Sugar in beer? Let´s {explore}!
Let’s dive into beer-data and build an AI that explains sugar in beer!
Setup
If {explore} is not installed, install it from CRAN
install.packages("explore")
Then we simply load the package and use the beer data!
library(explore)
data <- use_data_beer()
Data understanding
Firest, we describe the table:
data |> describe_tbl()
161 observations with 11 variables
19 observations containing missings (NA)
5 variables containing missings (NA)
1 variables with no variance
Then we describe all variables:
data |> describe_all()
# A tibble: 11 x 8
variable type na na_pct unique min mean max
<chr> <chr> <int> <dbl> <int> <dbl> <dbl> <dbl>
1 name chr 0 0 161 NA NA NA
2 brand chr 0 0 29 NA NA NA
3 country chr 0 0 3 NA NA NA
4 year dbl 0 0 1 2023 2023 2023
5 type chr 0 0 3 NA NA NA
6 color_dark dbl 0 0 2 0 0.09 1
7 alcohol_vol_pct dbl 2 1.2 35 0 4.32 8.4
8 original_wort dbl 5 3.1 54 5.1 11.3 18.3
9 energy_kcal_100ml dbl 11 6.8 34 20 39.9 62
10 carb_g_100ml dbl 16 9.9 44 1.5 3.53 6.7
11 sugar_g_100ml dbl 16 9.9 26 0 0.72 4.6
So we got 161 beers (29 different brands) from 3 countries. For most of the beers we got most common attributes like alcohol (in volumne percent), original wort, energy (in kcal per 100 ml), and so on. Let’s take a closer look to some of the attributes:
We use {dplyr} for select
, all other functions are from {explore}
library(dplyr)
We will use a “beer-like” golden color for the plots, you need {explore} version 1.3 or higher to use the color parameter.
data |>
select(country, year, type, color_dark) |>
explore_all(color = "gold")
Most of the beers are produced in Austria, some in Germany and Switzerland. All beer-data are collected in 2023. Beer types are “Alkoholfrei”, “Bock” and “Rest. “Rest is the most common beer type. Below 10% of all beers have a dark color.
data |>
select(alcohol_vol_pct, original_wort, energy_kcal_100ml, carb_g_100ml, sugar_g_100ml) |>
explore_all(color = "gold")
We see, some of the beers actually contain sugar!
Deep Dive
Let’s dive deeper into the data and look for some interesting patterns.
First we check the relationship between alcolhol_vol_pct
, energy_kcal_100ml
and original_wort
:
data |> explore(energy_kcal_100ml, alcohol_vol_pct, color = "gold")

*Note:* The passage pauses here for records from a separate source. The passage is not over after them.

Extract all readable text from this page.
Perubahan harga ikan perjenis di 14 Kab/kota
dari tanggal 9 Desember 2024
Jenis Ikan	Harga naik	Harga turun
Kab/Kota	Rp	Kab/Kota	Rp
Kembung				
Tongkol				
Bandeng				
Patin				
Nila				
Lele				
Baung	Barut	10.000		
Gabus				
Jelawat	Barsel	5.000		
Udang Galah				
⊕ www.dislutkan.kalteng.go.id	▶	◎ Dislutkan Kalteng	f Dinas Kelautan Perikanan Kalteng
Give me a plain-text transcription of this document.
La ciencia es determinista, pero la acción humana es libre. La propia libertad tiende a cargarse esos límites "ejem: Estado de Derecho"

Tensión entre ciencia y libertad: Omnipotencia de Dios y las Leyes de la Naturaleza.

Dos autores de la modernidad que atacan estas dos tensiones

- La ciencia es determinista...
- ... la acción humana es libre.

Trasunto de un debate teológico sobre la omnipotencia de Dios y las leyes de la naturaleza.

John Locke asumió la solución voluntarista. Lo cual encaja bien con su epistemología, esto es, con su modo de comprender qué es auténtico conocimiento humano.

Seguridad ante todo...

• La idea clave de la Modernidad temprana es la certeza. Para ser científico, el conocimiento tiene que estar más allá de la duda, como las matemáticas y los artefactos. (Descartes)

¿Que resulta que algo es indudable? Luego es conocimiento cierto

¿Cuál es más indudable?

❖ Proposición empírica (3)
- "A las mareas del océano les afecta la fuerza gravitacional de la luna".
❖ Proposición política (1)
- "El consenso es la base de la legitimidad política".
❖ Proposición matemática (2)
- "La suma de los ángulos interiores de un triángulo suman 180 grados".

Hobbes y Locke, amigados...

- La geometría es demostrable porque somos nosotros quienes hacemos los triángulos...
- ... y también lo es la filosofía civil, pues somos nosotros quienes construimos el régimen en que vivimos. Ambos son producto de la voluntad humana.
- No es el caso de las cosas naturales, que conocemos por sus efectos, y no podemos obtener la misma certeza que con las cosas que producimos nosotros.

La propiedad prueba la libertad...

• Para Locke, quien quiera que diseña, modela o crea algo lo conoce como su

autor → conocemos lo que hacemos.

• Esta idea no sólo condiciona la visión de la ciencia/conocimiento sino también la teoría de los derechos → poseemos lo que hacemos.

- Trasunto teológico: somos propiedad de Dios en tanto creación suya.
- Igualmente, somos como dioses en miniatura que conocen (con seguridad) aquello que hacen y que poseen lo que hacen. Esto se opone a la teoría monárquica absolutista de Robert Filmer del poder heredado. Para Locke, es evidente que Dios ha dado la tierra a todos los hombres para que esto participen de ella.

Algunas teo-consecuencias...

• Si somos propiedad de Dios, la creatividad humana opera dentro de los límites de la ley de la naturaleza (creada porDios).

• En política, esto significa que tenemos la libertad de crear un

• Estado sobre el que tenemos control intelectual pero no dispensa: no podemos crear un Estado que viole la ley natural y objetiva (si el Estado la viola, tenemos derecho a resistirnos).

data |> explore(original_wort, alcohol_vol_pct, color = "gold")
Both, energy_kcal_100ml
and original_wort
have a strong relationship with alcohol_vol_pct
Then we check the relationship between carb_g_100ml
, alcohol_vol_pct
and type
data |>
explore(alcohol_vol_pct, carb_g_100ml,
target = type,
color = c("blue","red", "gold")))
There is a clear pattern: beers with high carb tend to have very low alcohol (type = Alkoholfrei)
More sugar, more kcal?
We test the hypothesis: “the more sugar a beer contains, the more energy (kcal/100ml)”
data |>
explore(sugar_g_100ml, energy_kcal_100ml, color = "gold")
There seems to be a relationship between sugar and energy, but the higher the sugar, the lower the energy (kcal/100ml). Let’s check the other attributes too!
Correlations with sugar
data |>
select(country, year, type, color_dark, sugar_g_100ml) |>
explore_all(target = sugar_g_100ml, color = "gold")
Beer type “Alkoholfrei” (alcohol free) has clearly the highest amount of sugar. Beer type “Bock” has the lowest amount of sugar. The main difference between type “Bock” and “Alkoholfrei” is the amount of alcohol.
data |>
select(alcohol_vol_pct, original_wort, energy_kcal_100ml, carb_g_100ml, sugar_g_100ml) |>
explore_all(target = sugar_g_100ml, color = "gold")
All 4 attributes show a correlation with sugar! carb_g_100ml
shows a positive correlation (the higher carb_g_100ml
the higher sugar). The other 3 attributes show a negative correlation (the higher the attribute the lower sugar).
Explain sugar
Decision Tree
Ok, it seeems that sugar is depending not just on one single attribute. To explain sugar, we use the machine learning algorithm “Decision Tree”:
data |>
explain_tree(target = sugar_g_100ml)
The decision tree explains the relationship between sugar with the other attributes alcohol_vol_pct
, energy_kcal_100_ml
and original_wort
.
So, if the beer contains less than 1.5% alcohol in 100 ml, then it contains more sugar (in average 2.9 g / 100ml). If the beer contains more than 1.5% alcohol in 100 ml,
then the beer contains a low amount of sugar. The lowest sugar have beer with > 3.8% alcohol in 100 ml and original_wort < 12.
Random Forest
Now let’s use a more detailed machine learning algorithm: “Random Forest” to explain sugar in beer.
data |>
drop_obs_with_na() |>
explain_forest(target = sugar_g_100ml)
We can see sugar depends on many attributes. alcohol_vol_pct
, energy_kcal_100ml
and original_wort
are still in the model, but the “Random Forest” rank other attributes higher. The strongest are:
type
: as we already saw that beer-type “Alkoholfrei” contains the highest amount of sugarcarb_g_100ml
: as sugar is a type of carb (carbohydrates)alcohol_vol_pct
: as we saw that higher alcohol means lower sugar
original_wort
and energy_kcal_100ml
have a medium impact on sugar.
The rest of the attributes are less important (and not convincing).
Conclusion
Yes, beer can contain sugar (even if it doesn’t taste sweet). You can expect alcohol free or low alcohol beers to contain more sugar. But these beers have lower engergy (kcal / 100 ml) compared to an average beer with typical alcohol.